NASA DART e l’importanza della difesa planetaria

Quello che è accaduto la notte del 27 settembre 2022 (ore 1.14 italiane) non è fantascienza ma realtà.

Le porte di una nuova “disciplina”, ovvero quella della difesa planetaria, si sono spalancate con il lancio della sonda spaziale DART (Double Asteroid Redirection Test) contro l’asteroide Dimorphos per modificarne il periodo orbitale con un impatto che è avvenuto a 24000 km/h.

L’obiettivo della missione, che ha avuto successo, è quello di permettere nel corso del tempo la raccolta di nuovi dati per i futuri progetti di difesa planetaria realizzando e perfezionando sistemi di guida di grande precisione con il tentativo di deviare asteroidi o altri corpi celesti pericolosi, evitando quindi un impatto con la Terra in grado di poter causare, in determinate circostanze, anche l’estinzione del genere umano.

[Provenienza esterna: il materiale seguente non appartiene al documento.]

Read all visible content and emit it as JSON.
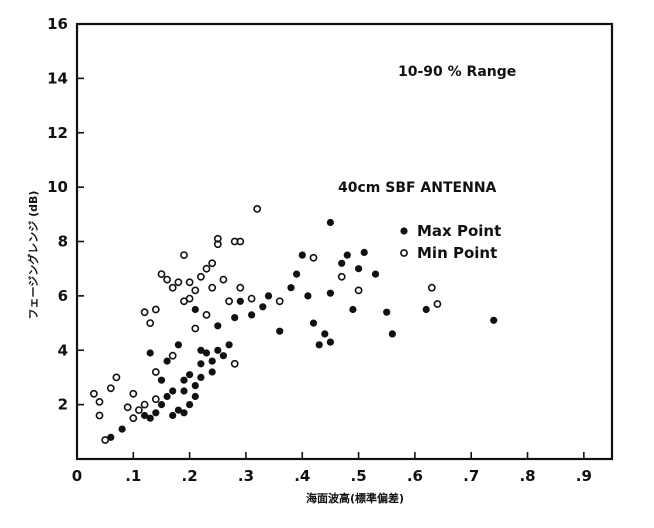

Come ci ha tenuto a precisare Thomas Zurbuchen (amministratore associato della NASA) non si è attualmente a conoscenza di asteroidi pericolosi per la Terra per i prossimi 100 anni ma lo studio di tecniche per deviarli è fondamentale e, soprattutto, deve essere fatto per tempo.

Dunque, quello di qualche giorno fa è stato un test di prova e per questo motivo è stato scelto un sistema doppio non effettivamente pericoloso per il nostro pianeta. A riprendere da vicino lo scontro era presente l’ormai famoso satellite italiano LICIACube realizzato dalla Argotec di Torino per conto di ASI con le prime immagini che sono state rilasciate negli scorsi giorni e molte ancora che arriveranno prossimamente. Si tratta della prima missione tutta italiana attiva nello spazio profondo, a circa 13 milioni di chilometri dalla Terra.

L’evento era così importante e di grande rilevanza che anche il telescopio spaziale Hubble e il telescopio spaziale James Webb hanno osservato quanto accadeva. I dati quindi di tutti i telescopi coinvolti, oltre che dei satelliti LICIACube e Lucy permetteranno di raccogliere informazioni sulla struttura di Dimorphos, sul suo comportamento dopo l’impatto, sulla quantità di materiale eiettato nello Spazio e sulla sua velocità. Ancora, osservandolo poi con diverse lunghezze d’onda si potrà sapere se i frammenti separatisi erano di piccole o grandi dimensioni.

Grazie alla velocità con la quale è avvenuto l’impatto, è stato possibile modificarne il periodo orbitale che prima era pari a 11 ore e 5 minuti (si stima che verrà modificato dell’1% riducendolo di circa 10 minuti) e studiarne gli effetti (deviandone il percorso “naturale”).

Dunque, come ha commentato Lori Glaze (direttore della divisione di scienze planetarie della NASA): “Stiamo intraprendendo una nuova era, un’era in cui abbiamo potenzialmente la capacità di proteggerci da qualcosa come l’impatto di un asteroide pericoloso”. 

Qualcosa che, fino a poco tempo fa, poteva sembrare impossibile (se non inimmaginabile) ora sta diventando realtà grazie ai progressi della scienza.